Audit contests are often framed as a numbers game — find more bugs, get higher severity, climb the leaderboard.

In reality, the biggest gains often come from the reports that get rejected.

This post breaks down a Denial of Service (DoS) issue I reported during a DeFi audit contest, why it was ultimately marked spam , and the key security lesson I took away from it.

The Report That Looked Right

The protocol exposed several batch claim functions used to claim rewards and bribes across multiple gauges in a single transaction :

  • claimRewards
  • claimBribes
  • claimAllRewards
  • claimAllBribes

Each of these functions :

1. Accepts an array of gauge addresses

2. Iterates through the array

3. Calls getReward(...) on each gauge

What stood out was that no validation was performed on the supplied addresses inside the loop.

In simplified form, the logic looked like this :

for (uint i = 0; i < _gauges.length; i++) {
    IGauge(_gauges[i]).getReward(msg.sender, _redeemType);
}

No checks for :

  • Whether the address is a registered gauge
  • Whether the gauge is alive
  • Whether the external call might revert

My Initial Reasoning

The concern seemed straightforward :

  • A user could pass a malicious or buggy gauge contract
  • That contract could revert inside getReward
  • One revert would cause the entire batch transaction to revert

From this, I concluded there was a Denial of Service risk affecting batch claims.

I even validated the behavior using a proof-of-concept :

  • A "good" gauge that succeeds
  • A "malicious" gauge that always reverts

As expected, the batch reverted when the malicious gauge was included. On paper, this looked like a classic batch DoS pattern.

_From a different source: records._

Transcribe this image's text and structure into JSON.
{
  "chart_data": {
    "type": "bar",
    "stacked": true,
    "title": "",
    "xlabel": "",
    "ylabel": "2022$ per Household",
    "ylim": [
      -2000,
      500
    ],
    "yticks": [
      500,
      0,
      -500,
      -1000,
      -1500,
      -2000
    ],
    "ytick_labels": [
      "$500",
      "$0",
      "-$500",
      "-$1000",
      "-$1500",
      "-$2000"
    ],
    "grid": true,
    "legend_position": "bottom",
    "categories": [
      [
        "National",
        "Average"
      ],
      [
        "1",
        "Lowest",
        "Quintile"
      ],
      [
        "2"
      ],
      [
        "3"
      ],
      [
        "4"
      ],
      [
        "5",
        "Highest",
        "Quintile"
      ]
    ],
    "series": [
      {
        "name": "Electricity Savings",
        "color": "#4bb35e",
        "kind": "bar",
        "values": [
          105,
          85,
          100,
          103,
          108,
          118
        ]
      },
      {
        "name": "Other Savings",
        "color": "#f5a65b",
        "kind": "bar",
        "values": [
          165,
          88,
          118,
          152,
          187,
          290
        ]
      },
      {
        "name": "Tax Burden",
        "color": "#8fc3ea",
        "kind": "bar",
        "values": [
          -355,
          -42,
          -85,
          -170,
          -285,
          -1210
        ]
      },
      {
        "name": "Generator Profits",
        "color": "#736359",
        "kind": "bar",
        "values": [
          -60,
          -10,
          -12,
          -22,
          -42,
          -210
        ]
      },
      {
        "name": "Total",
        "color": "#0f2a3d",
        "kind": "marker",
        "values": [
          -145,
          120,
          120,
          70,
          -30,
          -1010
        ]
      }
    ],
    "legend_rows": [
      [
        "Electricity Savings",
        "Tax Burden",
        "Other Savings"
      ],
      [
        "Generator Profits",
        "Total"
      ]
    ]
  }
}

Why the Report Was Rejected ?

Despite the technical correctness of the behavior, the issue was marked spam.

Here's why.

User-Induced Reverts Are Not Protocol DoS

The most important detail I missed initially :

The caller fully controls the input array.

If a user includes :

  • A malicious gauge
  • A non-gauge address
  • Any contract that reverts

Then the failure affects only that user and that transaction.

The protocol itself remains functional :

  • Other users can still claim rewards
  • Individual claims still work
  • No shared state is locked or corrupted

This is not a system-wide Denial of Service — it's self-inflicted failure.

Batch Functions Are UX Helpers, Not Core Logic

These batch claim functions exist for convenience, not as critical execution paths.

Users always have alternatives :

  • Call individual gauge claim functions
  • Exclude problematic gauges
  • Retry with a smaller set

A real DoS vulnerability would :

  • Block all users
  • Affect essential protocol operations
  • Have no viable workaround

None of those conditions applied here.

Missing Validation Was a Design Choice

At first glance, adding something like this felt reasonable :

require(isGauge[_gauges[i]], "Invalid gauge");

But in context, such checks :

  • Increase gas costs
  • Reduce composability
  • Add unnecessary coupling

The protocol intentionally assumes :

"If you pass bad input, the transaction may fail." That assumption is acceptable for user-initiated batch helpers.

The Key Lesson

This report taught me something more valuable than a validated finding :

Context matters more than patterns

Seeing an external call inside a loop is not enough. What matters is :

  • Who controls the input
  • Who is affected by failure
  • Whether the protocol is actually blocked

A checklist I now apply before reporting DoS issues :

  • Is the failure user-controlled or protocol-controlled?
  • Does it affect all users or only the caller?
  • Is this core logic or optional UX functionality?
  • Is there a clear alternative execution path?

Final Takeaway

Not every revert is a DoS. Not every missing check is a bug. Not every pattern applies in every context.

Audit contests reward thinking, not just findings. And sometimes, the most valuable lesson comes from the report that didn't make the cut.